Flutterwave shut down three consumer-facing products between 2024 and 2025. Barter, its virtual card app launched with Visa in 2017, ceased operations in March 2024. Disha, a no-code platform for creators that it acquired in 2021, was paused indefinitely on March 31, 2024. Afritickets, an event ticketing service, also faded. The company laid off about 30 employees, roughly 3% of its workforce, as it retreated from these experiments.
“The decision to sunset Barter stems from evolving customer needs and market trends,” Flutterwave said at the time, noting the product represented only 1% of its business.
What remains is SendApp, a thriving remittance product launched in 2023 for Africans abroad sending money home. That single survivor is now the foundation for Flutterwave’s entire consumer banking strategy.
Paystack’s path has been more deliberate but not without its own learning curve. The company spent ten years purely on business payments before launching Zap. The microfinance bank license now gives it a regulated foundation to offer deposit-taking and lending; services that Zap alone could not legally provide.

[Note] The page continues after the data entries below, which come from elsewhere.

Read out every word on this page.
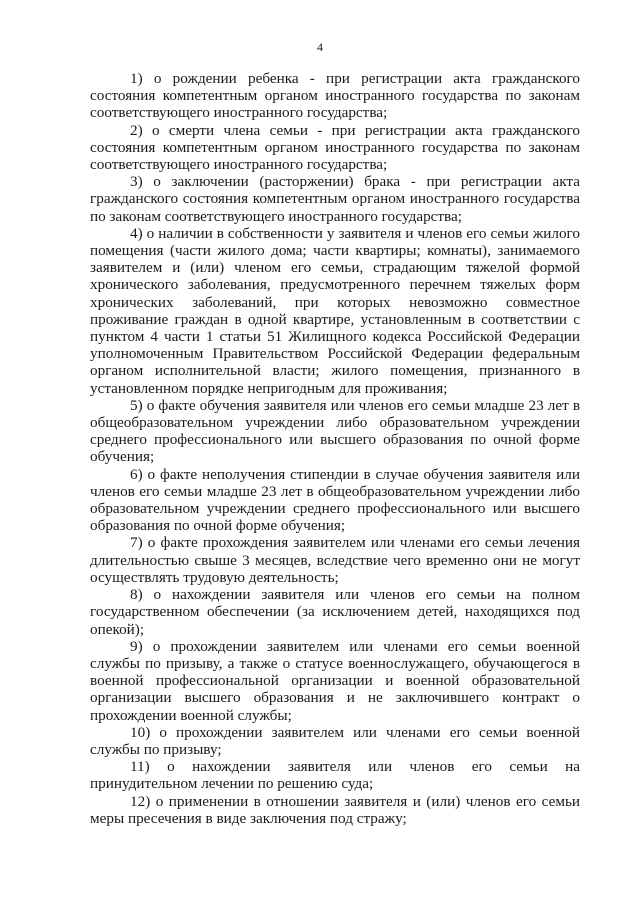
4

1) о рождении ребенка - при регистрации акта гражданского состояния компетентным органом иностранного государства по законам соответствующего иностранного государства;

2) о смерти члена семьи - при регистрации акта гражданского состояния компетентным органом иностранного государства по законам соответствующего иностранного государства;

3) о заключении (расторжении) брака - при регистрации акта гражданского состояния компетентным органом иностранного государства по законам соответствующего иностранного государства;

4) о наличии в собственности у заявителя и членов его семьи жилого помещения (части жилого дома; части квартиры; комнаты), занимаемого заявителем и (или) членом его семьи, страдающим тяжелой формой хронического заболевания, предусмотренного перечнем тяжелых форм хронических заболеваний, при которых невозможно совместное проживание граждан в одной квартире, установленным в соответствии с пунктом 4 части 1 статьи 51 Жилищного кодекса Российской Федерации уполномоченным Правительством Российской Федерации федеральным органом исполнительной власти; жилого помещения, признанного в установленном порядке непригодным для проживания;

5) о факте обучения заявителя или членов его семьи младше 23 лет в общеобразовательном учреждении либо образовательном учреждении среднего профессионального или высшего образования по очной форме обучения;

6) о факте неполучения стипендии в случае обучения заявителя или членов его семьи младше 23 лет в общеобразовательном учреждении либо образовательном учреждении среднего профессионального или высшего образования по очной форме обучения;

7) о факте прохождения заявителем или членами его семьи лечения длительностью свыше 3 месяцев, вследствие чего временно они не могут осуществлять трудовую деятельность;

8) о нахождении заявителя или членов его семьи на полном государственном обеспечении (за исключением детей, находящихся под опекой);

9) о прохождении заявителем или членами его семьи военной службы по призыву, а также о статусе военнослужащего, обучающегося в военной профессиональной организации и военной образовательной организации высшего образования и не заключившего контракт о прохождении военной службы;

10) о прохождении заявителем или членами его семьи военной службы по призыву;

11) о нахождении заявителя или членов его семьи на принудительном лечении по решению суда;

12) о применении в отношении заявителя и (или) членов его семьи меры пресечения в виде заключения под стражу;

The wider context is a regulatory environment that increasingly forces fintechs to choose. The CBN has made it clear that payments-only licenses are no longer enough for companies that want to hold customer funds. The national license upgrades for Moniepoint and OPay set a new baseline. Flutterwave and Paystack, having secured their own microfinance licenses, are now racing to catch up.
The effect is that SendApp will soon function as a full digital bank account, and Zap will offer fast local transfers with Apple Pay support. Both companies will be able to lend money and offer savings products directly, cutting out the partner banks they previously relied on.
The two fintechs that unlocked business payments for a continent are now belatedly turning their attention to the consumer. It appears that after years of watching from the sidelines, both fintech champions have decided that the real prize is not just moving money for businesses but holding it for everyone else.